Ivaiporã, Paraná.
O ar da noite de sexta-feira em Ivaiporã tinha o cheiro de fim de semana: uma mistura do vapor dos espetinhos nas praças e do asfalto úmido de uma chuva passageira de fim de tarde. Para Agustín, de dezenove anos, era o som da liberdade. O som de desligar o computador da loja de eletrônicos onde trabalhava e caminhar para casa sem pressa, com os fones de ouvido tocando uma melodia qualquer que abafava o ruído do mundo.
Ele virou na Rua Jacarezinho, uma via residencial tranquila, onde as luzes das casas começavam a acender, pintando os muros com quadrados de luz amarela. O céu, acima, era um gradiente de azul-marinho a um laranja pálido no horizonte. Foi então que ele notou.
No fim da rua, a parede de um sobrado antigo, que ele sabia ser de um tom desbotado de pêssego, não estava da cor certa. Não era uma sombra ou um truque de luz do pôr do sol. A cor era... errada. Um magenta vibrante e elétrico, tão saturado que parecia zumbir baixo, uma cor que doía aos olhos e que não pertencia ao mundo físico, como um erro de renderização vazado da tela de um computador. A cor pulsava suavemente, uma única vez.
Agustín parou, tirando os fones de ouvido. O som ambiente voltou — um cachorro latindo ao longe, o zumbido de um poste. Ele piscou, esperando que a imagem se corrigisse. Mas a mancha magenta persistia, sólida e impossível.
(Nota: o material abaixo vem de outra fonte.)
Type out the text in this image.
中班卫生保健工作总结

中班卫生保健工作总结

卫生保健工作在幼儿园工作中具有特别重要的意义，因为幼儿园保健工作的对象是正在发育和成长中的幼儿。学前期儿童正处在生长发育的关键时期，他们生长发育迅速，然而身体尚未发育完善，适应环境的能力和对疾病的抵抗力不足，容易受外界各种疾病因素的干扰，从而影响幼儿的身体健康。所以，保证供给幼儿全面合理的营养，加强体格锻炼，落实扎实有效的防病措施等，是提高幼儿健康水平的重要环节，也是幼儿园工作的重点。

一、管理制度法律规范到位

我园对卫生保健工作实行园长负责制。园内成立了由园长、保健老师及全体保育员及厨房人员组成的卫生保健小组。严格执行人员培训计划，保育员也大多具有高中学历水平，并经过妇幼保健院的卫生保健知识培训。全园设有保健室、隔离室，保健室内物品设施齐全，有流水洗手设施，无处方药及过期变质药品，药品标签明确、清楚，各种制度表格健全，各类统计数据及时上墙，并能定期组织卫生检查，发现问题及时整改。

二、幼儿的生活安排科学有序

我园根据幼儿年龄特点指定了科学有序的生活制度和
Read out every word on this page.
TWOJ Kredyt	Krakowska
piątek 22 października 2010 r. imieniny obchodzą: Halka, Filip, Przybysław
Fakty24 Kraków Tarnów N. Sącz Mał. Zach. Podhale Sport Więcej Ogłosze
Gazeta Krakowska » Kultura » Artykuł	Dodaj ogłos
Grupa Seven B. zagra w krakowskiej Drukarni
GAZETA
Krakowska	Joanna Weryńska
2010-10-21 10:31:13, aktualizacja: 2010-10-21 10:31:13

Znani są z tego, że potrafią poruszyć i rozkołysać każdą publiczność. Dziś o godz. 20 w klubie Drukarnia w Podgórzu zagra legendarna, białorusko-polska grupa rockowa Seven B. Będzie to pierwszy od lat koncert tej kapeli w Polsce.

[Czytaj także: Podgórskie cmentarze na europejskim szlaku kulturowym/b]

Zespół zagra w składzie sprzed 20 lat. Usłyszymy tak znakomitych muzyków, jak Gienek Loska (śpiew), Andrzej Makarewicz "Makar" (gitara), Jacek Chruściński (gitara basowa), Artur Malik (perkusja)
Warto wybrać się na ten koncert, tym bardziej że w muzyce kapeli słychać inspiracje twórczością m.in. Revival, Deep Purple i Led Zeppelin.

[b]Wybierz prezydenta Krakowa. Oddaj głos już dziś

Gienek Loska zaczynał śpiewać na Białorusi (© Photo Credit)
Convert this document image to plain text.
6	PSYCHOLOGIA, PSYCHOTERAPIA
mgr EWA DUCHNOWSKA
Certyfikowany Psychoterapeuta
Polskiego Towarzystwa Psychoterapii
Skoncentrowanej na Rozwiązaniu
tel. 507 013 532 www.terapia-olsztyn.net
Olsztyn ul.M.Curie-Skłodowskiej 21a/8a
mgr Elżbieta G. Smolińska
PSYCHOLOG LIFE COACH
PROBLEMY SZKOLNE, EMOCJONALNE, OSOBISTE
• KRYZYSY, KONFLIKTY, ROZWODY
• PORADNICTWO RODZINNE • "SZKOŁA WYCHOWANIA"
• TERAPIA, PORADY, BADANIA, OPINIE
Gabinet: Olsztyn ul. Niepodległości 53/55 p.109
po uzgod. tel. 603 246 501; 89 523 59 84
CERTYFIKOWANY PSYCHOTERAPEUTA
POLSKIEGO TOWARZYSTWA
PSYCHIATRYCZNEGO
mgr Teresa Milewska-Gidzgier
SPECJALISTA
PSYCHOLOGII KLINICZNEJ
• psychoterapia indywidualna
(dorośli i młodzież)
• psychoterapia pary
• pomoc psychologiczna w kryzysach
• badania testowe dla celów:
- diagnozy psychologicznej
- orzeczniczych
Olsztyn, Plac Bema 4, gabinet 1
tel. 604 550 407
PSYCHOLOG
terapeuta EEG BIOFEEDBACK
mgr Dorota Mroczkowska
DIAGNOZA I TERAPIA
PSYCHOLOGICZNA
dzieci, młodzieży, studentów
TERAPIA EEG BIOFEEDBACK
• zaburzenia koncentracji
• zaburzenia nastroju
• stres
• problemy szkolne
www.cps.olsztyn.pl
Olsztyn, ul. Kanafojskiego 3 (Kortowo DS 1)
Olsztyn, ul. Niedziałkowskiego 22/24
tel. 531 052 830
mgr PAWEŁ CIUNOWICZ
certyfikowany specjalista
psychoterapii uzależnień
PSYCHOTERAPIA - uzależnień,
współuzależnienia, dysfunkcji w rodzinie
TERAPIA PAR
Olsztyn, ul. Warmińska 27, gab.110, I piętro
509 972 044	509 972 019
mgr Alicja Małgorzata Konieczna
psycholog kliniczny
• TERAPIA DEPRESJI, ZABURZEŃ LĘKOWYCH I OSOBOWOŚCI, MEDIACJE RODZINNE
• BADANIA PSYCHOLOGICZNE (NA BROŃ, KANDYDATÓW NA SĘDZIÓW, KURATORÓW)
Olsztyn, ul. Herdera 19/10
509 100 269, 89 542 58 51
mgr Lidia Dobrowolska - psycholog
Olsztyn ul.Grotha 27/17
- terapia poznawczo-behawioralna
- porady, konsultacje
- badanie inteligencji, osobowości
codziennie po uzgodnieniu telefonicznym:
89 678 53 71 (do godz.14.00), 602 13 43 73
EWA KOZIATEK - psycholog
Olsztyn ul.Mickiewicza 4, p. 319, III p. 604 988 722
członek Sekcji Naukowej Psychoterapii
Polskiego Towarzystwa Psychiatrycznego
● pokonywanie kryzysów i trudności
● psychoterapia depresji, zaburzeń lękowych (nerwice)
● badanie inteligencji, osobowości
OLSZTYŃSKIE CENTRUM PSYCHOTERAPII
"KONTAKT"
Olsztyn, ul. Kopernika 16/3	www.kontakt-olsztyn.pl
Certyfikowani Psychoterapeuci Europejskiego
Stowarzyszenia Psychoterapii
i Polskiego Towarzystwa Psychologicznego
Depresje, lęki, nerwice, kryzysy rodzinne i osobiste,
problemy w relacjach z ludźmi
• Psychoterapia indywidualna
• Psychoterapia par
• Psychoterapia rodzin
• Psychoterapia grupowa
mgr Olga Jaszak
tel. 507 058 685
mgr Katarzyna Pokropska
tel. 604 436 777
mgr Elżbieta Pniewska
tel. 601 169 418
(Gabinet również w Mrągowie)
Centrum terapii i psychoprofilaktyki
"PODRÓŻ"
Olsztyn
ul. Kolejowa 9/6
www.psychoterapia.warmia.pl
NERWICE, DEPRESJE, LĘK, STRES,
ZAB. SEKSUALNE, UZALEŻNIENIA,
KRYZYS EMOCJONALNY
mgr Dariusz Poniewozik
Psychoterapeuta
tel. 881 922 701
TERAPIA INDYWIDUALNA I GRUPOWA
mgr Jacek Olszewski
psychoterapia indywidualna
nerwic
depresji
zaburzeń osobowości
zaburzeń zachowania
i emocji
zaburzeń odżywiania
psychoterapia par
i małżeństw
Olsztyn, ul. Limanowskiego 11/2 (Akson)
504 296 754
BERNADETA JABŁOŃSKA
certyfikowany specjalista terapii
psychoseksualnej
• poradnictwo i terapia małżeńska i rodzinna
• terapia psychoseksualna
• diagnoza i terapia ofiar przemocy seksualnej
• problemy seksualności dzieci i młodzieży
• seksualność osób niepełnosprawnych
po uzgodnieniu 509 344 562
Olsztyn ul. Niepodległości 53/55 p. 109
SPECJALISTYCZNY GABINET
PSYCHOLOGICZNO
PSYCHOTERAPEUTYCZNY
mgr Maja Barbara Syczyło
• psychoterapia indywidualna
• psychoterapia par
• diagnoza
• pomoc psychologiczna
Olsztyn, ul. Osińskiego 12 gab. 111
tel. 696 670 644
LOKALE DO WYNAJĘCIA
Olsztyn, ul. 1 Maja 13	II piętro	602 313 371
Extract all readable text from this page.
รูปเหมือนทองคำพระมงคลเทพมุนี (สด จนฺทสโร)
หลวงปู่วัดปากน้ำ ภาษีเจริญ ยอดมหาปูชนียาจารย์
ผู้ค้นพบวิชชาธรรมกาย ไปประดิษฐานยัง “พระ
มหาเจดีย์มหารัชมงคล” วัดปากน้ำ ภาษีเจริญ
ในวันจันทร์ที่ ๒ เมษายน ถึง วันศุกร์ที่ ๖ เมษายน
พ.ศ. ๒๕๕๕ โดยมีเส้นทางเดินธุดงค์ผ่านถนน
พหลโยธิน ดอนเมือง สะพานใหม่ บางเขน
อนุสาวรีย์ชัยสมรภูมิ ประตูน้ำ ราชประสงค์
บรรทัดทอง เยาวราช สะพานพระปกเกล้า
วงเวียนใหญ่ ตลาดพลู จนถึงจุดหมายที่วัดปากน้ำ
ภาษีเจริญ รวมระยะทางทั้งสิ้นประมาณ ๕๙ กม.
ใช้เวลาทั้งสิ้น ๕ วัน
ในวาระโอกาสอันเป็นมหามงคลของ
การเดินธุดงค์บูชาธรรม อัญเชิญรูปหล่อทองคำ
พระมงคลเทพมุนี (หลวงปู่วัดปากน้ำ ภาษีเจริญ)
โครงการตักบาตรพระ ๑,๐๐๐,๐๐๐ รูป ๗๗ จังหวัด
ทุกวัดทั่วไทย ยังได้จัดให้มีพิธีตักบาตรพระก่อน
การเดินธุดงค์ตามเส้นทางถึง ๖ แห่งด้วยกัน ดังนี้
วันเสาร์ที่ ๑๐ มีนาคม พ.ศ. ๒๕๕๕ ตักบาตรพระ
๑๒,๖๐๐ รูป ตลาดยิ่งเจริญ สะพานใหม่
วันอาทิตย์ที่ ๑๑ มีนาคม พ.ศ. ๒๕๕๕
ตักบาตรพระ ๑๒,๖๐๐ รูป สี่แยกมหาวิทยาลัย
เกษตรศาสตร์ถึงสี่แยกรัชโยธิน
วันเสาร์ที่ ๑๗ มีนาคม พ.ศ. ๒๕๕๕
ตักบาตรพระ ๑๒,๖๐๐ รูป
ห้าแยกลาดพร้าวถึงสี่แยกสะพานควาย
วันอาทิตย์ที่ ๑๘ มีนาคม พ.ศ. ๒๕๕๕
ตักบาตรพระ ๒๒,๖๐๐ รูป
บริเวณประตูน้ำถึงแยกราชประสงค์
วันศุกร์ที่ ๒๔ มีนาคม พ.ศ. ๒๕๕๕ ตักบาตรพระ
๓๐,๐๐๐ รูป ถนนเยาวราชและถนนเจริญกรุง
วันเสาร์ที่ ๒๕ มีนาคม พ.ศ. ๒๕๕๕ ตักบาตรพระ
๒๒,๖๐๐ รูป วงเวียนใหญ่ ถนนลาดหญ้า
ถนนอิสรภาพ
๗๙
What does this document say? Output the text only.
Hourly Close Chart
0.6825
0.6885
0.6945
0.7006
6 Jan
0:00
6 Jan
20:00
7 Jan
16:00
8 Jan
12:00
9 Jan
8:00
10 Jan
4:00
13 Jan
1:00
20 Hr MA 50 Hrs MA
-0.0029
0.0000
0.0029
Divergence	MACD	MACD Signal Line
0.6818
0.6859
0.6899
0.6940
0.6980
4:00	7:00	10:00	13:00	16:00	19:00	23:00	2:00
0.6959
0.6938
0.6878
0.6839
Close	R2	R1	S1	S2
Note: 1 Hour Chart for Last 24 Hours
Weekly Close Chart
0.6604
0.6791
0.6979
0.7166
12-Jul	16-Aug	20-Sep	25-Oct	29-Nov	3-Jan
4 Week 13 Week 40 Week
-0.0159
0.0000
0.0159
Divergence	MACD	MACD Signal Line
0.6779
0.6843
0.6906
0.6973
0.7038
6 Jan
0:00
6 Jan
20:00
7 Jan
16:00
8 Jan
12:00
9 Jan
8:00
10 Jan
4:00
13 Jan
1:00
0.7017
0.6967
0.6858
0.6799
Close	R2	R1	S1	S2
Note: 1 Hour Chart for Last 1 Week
Ele esfregou os olhos, um gesto instintivo na esperança de apagar a imagem. Abriu-os novamente. A mancha continuava lá, sólida, zombando da lógica. Não havia como registrar aquilo, nenhuma forma de provar. A experiência era unicamente sua.
Seu coração começou a acelerar. A primeira reação foi culpar o cansaço, um truque da luz do poste, qualquer coisa. Mas a lógica se esfarelava a cada segundo. O problema não estava em seus olhos. Estava na própria rua.
Como se percebesse que estava sendo observado, a cor anômala vacilou. Por uma fração de segundo, a textura da parede pareceu se desfazer em um mosaico de pixels pretos e magenta antes de estalar de volta à sua cor e forma normais. Tudo voltou a ser como sempre fora. A parede era pêssego. O céu era laranja e azul. O cachorro ainda latia.
Mas o silêncio que ficou na mente de Agustín era mais alto que qualquer ruído. Ele ficou parado, olhando para o fim da rua. O mundo parecia o mesmo, mas a sensação de solidez havia desaparecido, substituída por uma fragilidade aterrorizante, como se ele tivesse acabado de ver uma rachadura na tela da realidade.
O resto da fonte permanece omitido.